Hipster objections aside*, Robert J. Flaherty invented the documentary with his Eskimokino Nanook of the North and F.W. Murnau cut such all-time classics as Faust (but is better known for accidentally ruining vampires with the death-by-sunlight gag, which later halfwits would play literally, in the biggest nerf ever suffered by a stock monster). It may come as no surprise then that when these two titans of silent cinéma teamed up, they unleashed a kino for the ages. Tabu: A Story of the South Seas, set on Bora Bora, is the best movie of all time you'll see this week, and concerns the doom incurred by two young lovers who breach a Tabu (1931)!!!

>tfw no etc. etc.

Reri (Anne Chevalier) is the young maiden selected to replace a late vestal virgin on a neighbouring island. I'm not sure if this was a real tradition but the Society Islands did have an elite caste of Arioi, who were permitted sex but not children; any that were born to them were ritually killed. Anyway, this de facto abduction-in-tribute of a daughter of Bora Bora is framed as a great honour by the foreign emissary, which I find hilarious. But Reri's bf (Matahi) is heartbroken and defies the Tabu (1931) to run off with her, prompting sinister old fart Hitu to hunt them down as they seek refuge among sailors on another island, where this dude does the best dance of all time of the week:

>ywn bust these sick moves why live?

WILL our young lovers outrun their destiny? CAN Hitu recapture Reri? IS the Tabu (1931) a lazy metaphor for Murnau being a bumboy? Fortunately, NO to the last one: whatever the great filmmaker's extremely dubiously alleged proclivities, he had the Tolkienian taste to avoid clumsy allegorising in favour of a nonspecific but endlessly applicable and thus timeless idea. Tabu doesn't even stipulate whether the Tabu is meant to be a good thing or a bad thing. It's the one-in-a-zillion film that's actually content to let the viewer ponder it over for himself. Perhaps Murnau shed his didacticism as he did his intertitles: all the text in Tabu is artfully framed as actual writing in-story.

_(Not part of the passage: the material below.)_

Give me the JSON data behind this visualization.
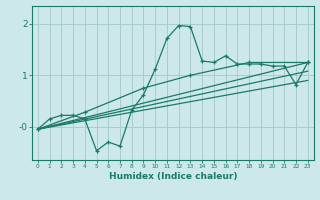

There's no intertitle for what this kid yells so you're free to assume it's the funniest slur.

Also, Murnau was said to be exceptionally tall, with heights from 6'4" to 6'11" variously cited, so even if he did rail dudes that's basically like a normal guy railing bitches, but in this house, Murnau was a STRAIGHT king.

The wet dresses, topless chicks and Baywatch bounce per reel of footage tells a distinctly hetero story, and for 1931? Forgetaboutit.

Flaherty only directed the opening sequence and seems to have become quite disenchanted with the project and ceded it mostly to Murnau, but it was his familiarity with the locale and love of the world cultures first ignored and then homogenised away by the steamroller of libshit modernity that fired the project and made it viable to begin with. None of these cultures can exist on their own terms anymore, as every manifestation of them is now filtered through self-consciousness and anticolonialist self-righteousness, like when those Māori assclowns do the goofy haka dance in the New Zealand parliament while wearing suits**. Only le problematic shitlords like Flaherty or Mel Gibson can pay authentic tribute to the great and terrible cultures of the world that was.

"Check these dubs" - Bora Bora anon.

*Waah, waah, he broke the rules of documentary filmmaking that were made up after the term was first coined to describe one of his own films! Shut up, bitch!

**The Māori eagerly adopted European technology from the off, specifically muskets, which they immediately used to murder one another en masse, most egregiously the pacifistic Moriori of the Chatham Islands. You'd think this would make them by far the least sympathetic anticolonialist hypocrites, but the same sort of thing happened throughout North America too, so they're more or less average in that ignoble regard.